1951 - Lieu des révisions scolaires, sans oublier le viatique - Les malheurs de Claire Lévy

Villa El Patio. Le piano avec la statuette

Dans le bureau d'El Patio devenu ma chambre après avoir été celle du jeune Robert.
Table légère en osier, et dessus :
Les livres, documents, encrier, bracelet-montre....
Le cass'dal pour tenir une bonne partie de la nuit (pain et bol contenant
quelque chose)
Au mur une étoile de mer offerte par les cousins de Guadeloupe et au-dessus
une photo encadrée,
souvenir d'un joyeux camping familial au bord du lac d'Orédon en 1957.
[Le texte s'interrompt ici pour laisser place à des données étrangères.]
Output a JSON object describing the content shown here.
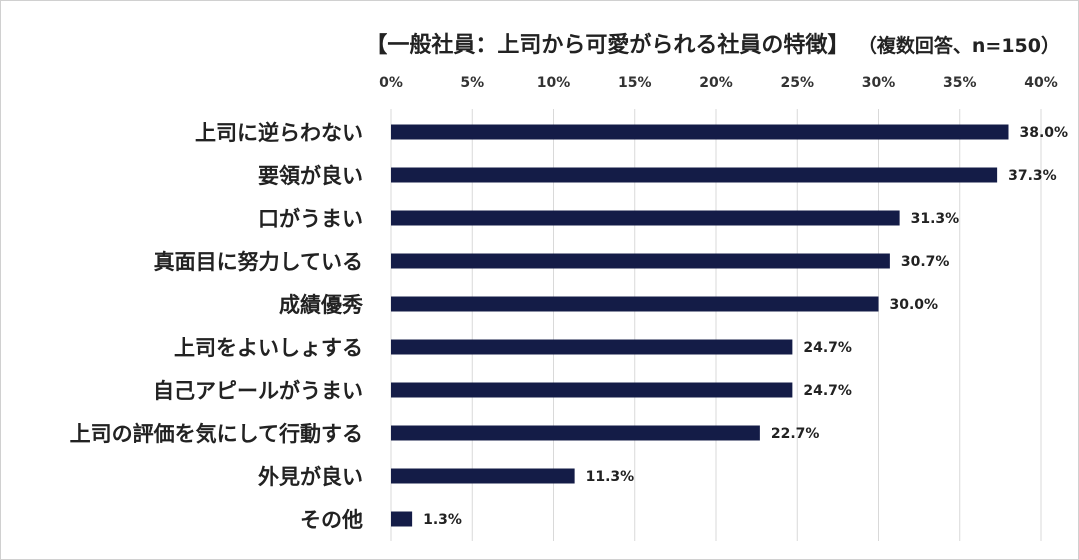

sur le piano un petit personnage en "biscuit", une carte de bonne année
encadrée et représentant
un magnifique voilier, carte offerte par Jacques Prosé, fidèle camarade
d'enfance.

Claire Lévy, ma prof de piano

Claire Lévy était professeur de musique à l’Ecole de Musique de Pau,
école située dans une rue passante en centre ville et donnant sur
la Poste (elle a déménagé depuis).
Elle avait loué à Blanche une pièce de sa maison El Patio pour y
vivre. Blanche louait de temps en temps des chambres de sa grande
villa plutôt pour s’occuper que pour améliorer sa retraite et les
revenus qu’elle touchait de ses immeubles parisiens de la rue Vineuse,
où elle était née. Je me souviens d’un locataire grand amateur de
bandes dessinées, dont des « pulps » américaines pleines d’histoires
fantastiques et de science fiction, que j’allais récupérer dans la
poubelle où il les jetait lorsqu’il les avaient lues. On a l’éducation
qu’on peut, et celle-là était bonne bien que formellement interdite].
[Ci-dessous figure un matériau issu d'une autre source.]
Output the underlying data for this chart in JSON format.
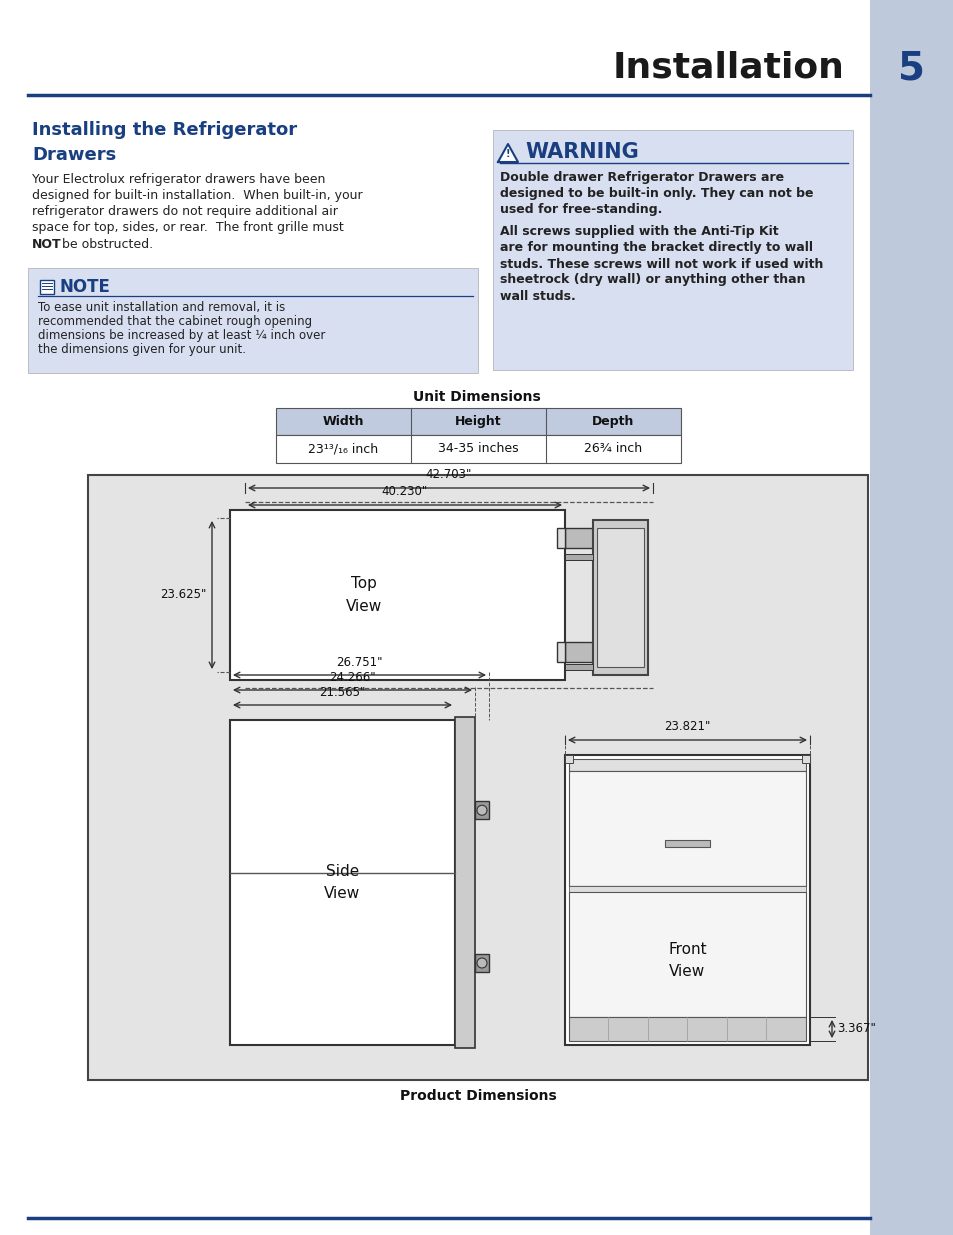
{
  "page_title": "Installation",
  "page_number": "5",
  "section_title_line1": "Installing the Refrigerator",
  "section_title_line2": "Drawers",
  "body_lines": [
    "Your Electrolux refrigerator drawers have been",
    "designed for built-in installation.  When built-in, your",
    "refrigerator drawers do not require additional air",
    "space for top, sides, or rear.  The front grille must"
  ],
  "body_not": "NOT",
  "body_not_end": " be obstructed.",
  "note_title": "NOTE",
  "note_lines": [
    "To ease unit installation and removal, it is",
    "recommended that the cabinet rough opening",
    "dimensions be increased by at least ¼ inch over",
    "the dimensions given for your unit."
  ],
  "warning_title": "WARNING",
  "warning_lines1": [
    "Double drawer Refrigerator Drawers are",
    "designed to be built-in only. They can not be",
    "used for free-standing."
  ],
  "warning_lines2": [
    "All screws supplied with the Anti-Tip Kit",
    "are for mounting the bracket directly to wall",
    "studs. These screws will not work if used with",
    "sheetrock (dry wall) or anything other than",
    "wall studs."
  ],
  "table_title": "Unit Dimensions",
  "table_headers": [
    "Width",
    "Height",
    "Depth"
  ],
  "table_values": [
    "23¹³/₁₆ inch",
    "34-35 inches",
    "26¾ inch"
  ],
  "diagram_caption": "Product Dimensions",
  "dim_42703": "42.703\"",
  "dim_40230": "40.230\"",
  "dim_23625": "23.625\"",
  "dim_26751": "26.751\"",
  "dim_24266": "24.266\"",
  "dim_21565": "21.565\"",
  "dim_23821": "23.821\"",
  "dim_3367": "3.367\"",
  "label_top": "Top\nView",
  "label_side": "Side\nView",
  "label_front": "Front\nView",
  "bg_color": "#ffffff",
  "sidebar_color": "#bfc9dc",
  "note_bg": "#d8dff0",
  "warning_bg": "#d8dff0",
  "diagram_bg": "#e4e4e4",
  "blue_color": "#1a3f80",
  "dark_color": "#1a1a1a",
  "table_header_bg": "#c0cbe0",
  "line_color": "#1a3f80"
}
Claire, petite personne célibataire, menue et discrète, sans famille
connue, dont je n’ai même pas une photo gagnait chichement sa vie à
l’Ecole de musique où elle était prestataire à temps partiel, aussi
donnait-elle des cours particuliers sur son propre piano installé
dans sa chambre à El Patio. Cette chambre était à l’origine destinée
à être une salle à manger, s’ouvrant sur la pièce centrale, le Patio,
une fenêtre à l’Est et une grande baie vitrée la séparant d’un salon
en rotonde jamais utilisé. Elle était donc suffisamment grande pour
que Claire y organise toute sa petite vie en autonomie complète : chambre
à coucher, salle à manger, cabinet de toilette, salle de cours avec
le piano droit s’appuyant sur le mur Est, à droite de la fenêtre, et
une petite table sur laquelle elle écrivait avec ses bics multicolores.
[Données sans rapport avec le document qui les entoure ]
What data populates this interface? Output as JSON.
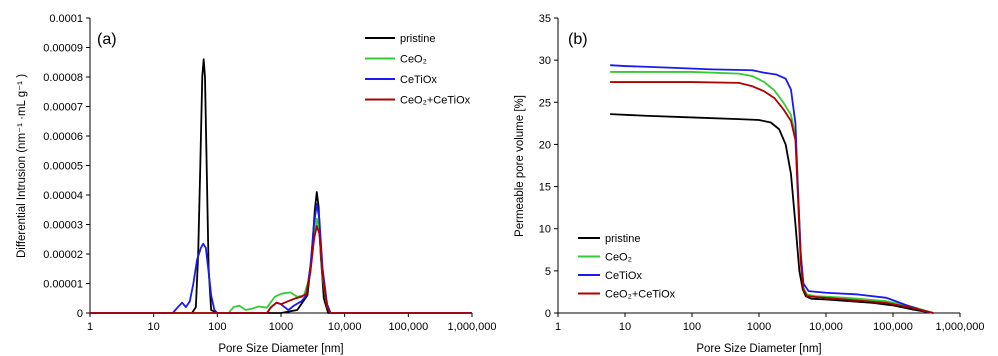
{
  "colors": {
    "pristine": "#000000",
    "CeO2": "#33cc33",
    "CeTiOx": "#1a1aee",
    "CeO2_CeTiOx": "#b00000",
    "axis": "#000000"
  },
  "chart_data": [
    {
      "type": "line",
      "panel_label": "(a)",
      "xlabel": "Pore Size Diameter [nm]",
      "ylabel": "Differential Intrusion (nm⁻¹ ·mL g⁻¹ )",
      "x_scale": "log",
      "xlim": [
        1,
        1000000
      ],
      "ylim": [
        0,
        0.0001
      ],
      "x_ticks": [
        1,
        10,
        100,
        1000,
        10000,
        100000,
        1000000
      ],
      "x_tick_labels": [
        "1",
        "10",
        "100",
        "1000",
        "10,000",
        "100,000",
        "1,000,000"
      ],
      "y_ticks": [
        0,
        1e-05,
        2e-05,
        3e-05,
        4e-05,
        5e-05,
        6e-05,
        7e-05,
        8e-05,
        9e-05,
        0.0001
      ],
      "y_tick_labels": [
        "0",
        "0.00001",
        "0.00002",
        "0.00003",
        "0.00004",
        "0.00005",
        "0.00006",
        "0.00007",
        "0.00008",
        "0.00009",
        "0.0001"
      ],
      "legend_position": "top-right",
      "series": [
        {
          "name": "pristine",
          "color_key": "pristine",
          "points": [
            [
              1,
              0
            ],
            [
              40,
              0
            ],
            [
              46,
              2e-06
            ],
            [
              50,
              2e-05
            ],
            [
              54,
              5e-05
            ],
            [
              58,
              8e-05
            ],
            [
              61,
              8.6e-05
            ],
            [
              64,
              8e-05
            ],
            [
              68,
              5e-05
            ],
            [
              73,
              1.5e-05
            ],
            [
              80,
              1e-06
            ],
            [
              100,
              0
            ],
            [
              1000,
              0
            ],
            [
              1800,
              1e-06
            ],
            [
              2600,
              6e-06
            ],
            [
              3000,
              1.8e-05
            ],
            [
              3400,
              3.5e-05
            ],
            [
              3650,
              4.1e-05
            ],
            [
              3900,
              3.6e-05
            ],
            [
              4200,
              2e-05
            ],
            [
              4700,
              5e-06
            ],
            [
              5500,
              0
            ],
            [
              1000000,
              0
            ]
          ]
        },
        {
          "name": "CeO₂",
          "color_key": "CeO2",
          "points": [
            [
              1,
              0
            ],
            [
              150,
              0
            ],
            [
              180,
              2e-06
            ],
            [
              220,
              2.5e-06
            ],
            [
              280,
              1e-06
            ],
            [
              350,
              1.5e-06
            ],
            [
              450,
              2.2e-06
            ],
            [
              600,
              1.8e-06
            ],
            [
              800,
              5.5e-06
            ],
            [
              1000,
              6.5e-06
            ],
            [
              1400,
              7e-06
            ],
            [
              1800,
              5.5e-06
            ],
            [
              2300,
              6e-06
            ],
            [
              2800,
              1.2e-05
            ],
            [
              3300,
              2.5e-05
            ],
            [
              3650,
              3.2e-05
            ],
            [
              4000,
              2.8e-05
            ],
            [
              4500,
              1.2e-05
            ],
            [
              5300,
              2e-06
            ],
            [
              6000,
              0
            ],
            [
              1000000,
              0
            ]
          ]
        },
        {
          "name": "CeTiOx",
          "color_key": "CeTiOx",
          "points": [
            [
              1,
              0
            ],
            [
              20,
              0
            ],
            [
              24,
              2e-06
            ],
            [
              28,
              3.5e-06
            ],
            [
              32,
              2e-06
            ],
            [
              37,
              4e-06
            ],
            [
              42,
              1e-05
            ],
            [
              48,
              1.8e-05
            ],
            [
              55,
              2.2e-05
            ],
            [
              60,
              2.35e-05
            ],
            [
              66,
              2.2e-05
            ],
            [
              72,
              1.5e-05
            ],
            [
              80,
              6e-06
            ],
            [
              90,
              1e-06
            ],
            [
              100,
              0
            ],
            [
              600,
              0
            ],
            [
              700,
              2e-06
            ],
            [
              850,
              3.5e-06
            ],
            [
              1000,
              3e-06
            ],
            [
              1300,
              1e-06
            ],
            [
              1600,
              2.5e-06
            ],
            [
              2100,
              4e-06
            ],
            [
              2500,
              6e-06
            ],
            [
              2900,
              1.6e-05
            ],
            [
              3300,
              3e-05
            ],
            [
              3650,
              3.7e-05
            ],
            [
              4000,
              3.2e-05
            ],
            [
              4500,
              1.5e-05
            ],
            [
              5300,
              3e-06
            ],
            [
              6000,
              0
            ],
            [
              1000000,
              0
            ]
          ]
        },
        {
          "name": "CeO₂+CeTiOx",
          "color_key": "CeO2_CeTiOx",
          "points": [
            [
              1,
              0
            ],
            [
              600,
              0
            ],
            [
              700,
              2e-06
            ],
            [
              850,
              3.5e-06
            ],
            [
              1000,
              3e-06
            ],
            [
              1300,
              4e-06
            ],
            [
              1700,
              5e-06
            ],
            [
              2100,
              5.5e-06
            ],
            [
              2500,
              6.5e-06
            ],
            [
              2900,
              1.4e-05
            ],
            [
              3300,
              2.5e-05
            ],
            [
              3650,
              2.95e-05
            ],
            [
              4000,
              2.7e-05
            ],
            [
              4500,
              1.3e-05
            ],
            [
              5300,
              2e-06
            ],
            [
              6000,
              0
            ],
            [
              1000000,
              0
            ]
          ]
        }
      ]
    },
    {
      "type": "line",
      "panel_label": "(b)",
      "xlabel": "Pore Size Diameter [nm]",
      "ylabel": "Permeable pore volume [%]",
      "x_scale": "log",
      "xlim": [
        1,
        1000000
      ],
      "ylim": [
        0,
        35
      ],
      "x_ticks": [
        1,
        10,
        100,
        1000,
        10000,
        100000,
        1000000
      ],
      "x_tick_labels": [
        "1",
        "10",
        "100",
        "1000",
        "10,000",
        "100,000",
        "1,000,000"
      ],
      "y_ticks": [
        0,
        5,
        10,
        15,
        20,
        25,
        30,
        35
      ],
      "y_tick_labels": [
        "0",
        "5",
        "10",
        "15",
        "20",
        "25",
        "30",
        "35"
      ],
      "legend_position": "bottom-left",
      "series": [
        {
          "name": "pristine",
          "color_key": "pristine",
          "points": [
            [
              6,
              23.6
            ],
            [
              20,
              23.4
            ],
            [
              100,
              23.2
            ],
            [
              500,
              23.0
            ],
            [
              1000,
              22.9
            ],
            [
              1500,
              22.6
            ],
            [
              2000,
              21.8
            ],
            [
              2500,
              20.0
            ],
            [
              3000,
              16.5
            ],
            [
              3500,
              10.5
            ],
            [
              4000,
              5.0
            ],
            [
              4500,
              2.8
            ],
            [
              5000,
              2.0
            ],
            [
              6000,
              1.7
            ],
            [
              10000,
              1.6
            ],
            [
              50000,
              1.2
            ],
            [
              100000,
              0.9
            ],
            [
              200000,
              0.4
            ],
            [
              400000,
              0
            ]
          ]
        },
        {
          "name": "CeO₂",
          "color_key": "CeO2",
          "points": [
            [
              6,
              28.6
            ],
            [
              20,
              28.6
            ],
            [
              100,
              28.6
            ],
            [
              500,
              28.4
            ],
            [
              800,
              28.1
            ],
            [
              1200,
              27.4
            ],
            [
              1700,
              26.4
            ],
            [
              2300,
              25.0
            ],
            [
              3000,
              23.5
            ],
            [
              3500,
              21.0
            ],
            [
              3800,
              15.0
            ],
            [
              4200,
              7.0
            ],
            [
              4600,
              3.0
            ],
            [
              5200,
              2.2
            ],
            [
              7000,
              2.0
            ],
            [
              20000,
              1.8
            ],
            [
              80000,
              1.4
            ],
            [
              200000,
              0.7
            ],
            [
              400000,
              0
            ]
          ]
        },
        {
          "name": "CeTiOx",
          "color_key": "CeTiOx",
          "points": [
            [
              6,
              29.4
            ],
            [
              10,
              29.3
            ],
            [
              50,
              29.1
            ],
            [
              200,
              28.9
            ],
            [
              800,
              28.8
            ],
            [
              1200,
              28.5
            ],
            [
              1800,
              28.3
            ],
            [
              2500,
              27.8
            ],
            [
              3000,
              26.5
            ],
            [
              3500,
              22.5
            ],
            [
              3800,
              15.0
            ],
            [
              4200,
              7.0
            ],
            [
              4600,
              3.5
            ],
            [
              5500,
              2.6
            ],
            [
              10000,
              2.4
            ],
            [
              30000,
              2.2
            ],
            [
              80000,
              1.8
            ],
            [
              150000,
              1.0
            ],
            [
              300000,
              0.2
            ],
            [
              400000,
              0
            ]
          ]
        },
        {
          "name": "CeO₂+CeTiOx",
          "color_key": "CeO2_CeTiOx",
          "points": [
            [
              6,
              27.4
            ],
            [
              20,
              27.4
            ],
            [
              100,
              27.4
            ],
            [
              500,
              27.3
            ],
            [
              800,
              26.9
            ],
            [
              1200,
              26.3
            ],
            [
              1700,
              25.5
            ],
            [
              2300,
              24.2
            ],
            [
              3000,
              22.8
            ],
            [
              3500,
              20.5
            ],
            [
              3800,
              14.0
            ],
            [
              4200,
              6.0
            ],
            [
              4600,
              2.8
            ],
            [
              5200,
              2.0
            ],
            [
              7000,
              1.9
            ],
            [
              20000,
              1.6
            ],
            [
              80000,
              1.2
            ],
            [
              200000,
              0.6
            ],
            [
              400000,
              0
            ]
          ]
        }
      ]
    }
  ]
}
Des paravants cloisonnaient la pièce pour séparer les différentes activités.
A 9-10 ans je ne réalisais pas la misère de cette situation, d’autant
que ma grand-mère vivait pratiquement de la même façon de l’autre côté
du hall, le Patio, n’utilisant plus sa cuisine et les dépendances depuis
longtemps (voir Elisabeth Blanche à 1877), à l’exception de la salle de bain.
Blanche possédait un piano droit, installé dans ce qui fut la chambre
de jeune homme de Robert, [puis la mienne plus tard]. Elle avait appris
le piano dans sa jeunesse et aimait se délier les doigts en interprêtant
de grands classiques. Elle avait donc la musique en commun avec Claire,
néanmoins la professionnelle. Cela donnait lieu à des discussions passionnées
à propos de tel ou tel auteur, de telle ou telle interprêtation. Ma mère
voyait en ces discussions de simples disputes et ricanait en se moquant
du duo fratricide Blanche-Claire. Claire était une fan absolue de Beethoven,
dont elle possédait un portrait dans sa chambre-appartement-salle de
cours et ne jurait que par lui. Blanche était plus éclectique et écoutait
dans sa chambre les œuvres des grands pianistes sur les 33 tours tout
récents qu’elle avait achetés et dont elle me faisait souvent profiter, me
donnant ainsi des bases pour ma culture musicale. Mais pour qu’elle soit
plus aboutie elle proposa que Claire, qui était là à portée de main,
m’initie au piano, et que pour cela elle lui paierait les leçons. Il
ne manquait plus que mon accord qui fut total, car j’ai réalisé à l’époque,
malgré mon jeune âge, que j’avais une chance inouïe d’avoir sur place
et le piano et le prof. Et que j’aimais la musique.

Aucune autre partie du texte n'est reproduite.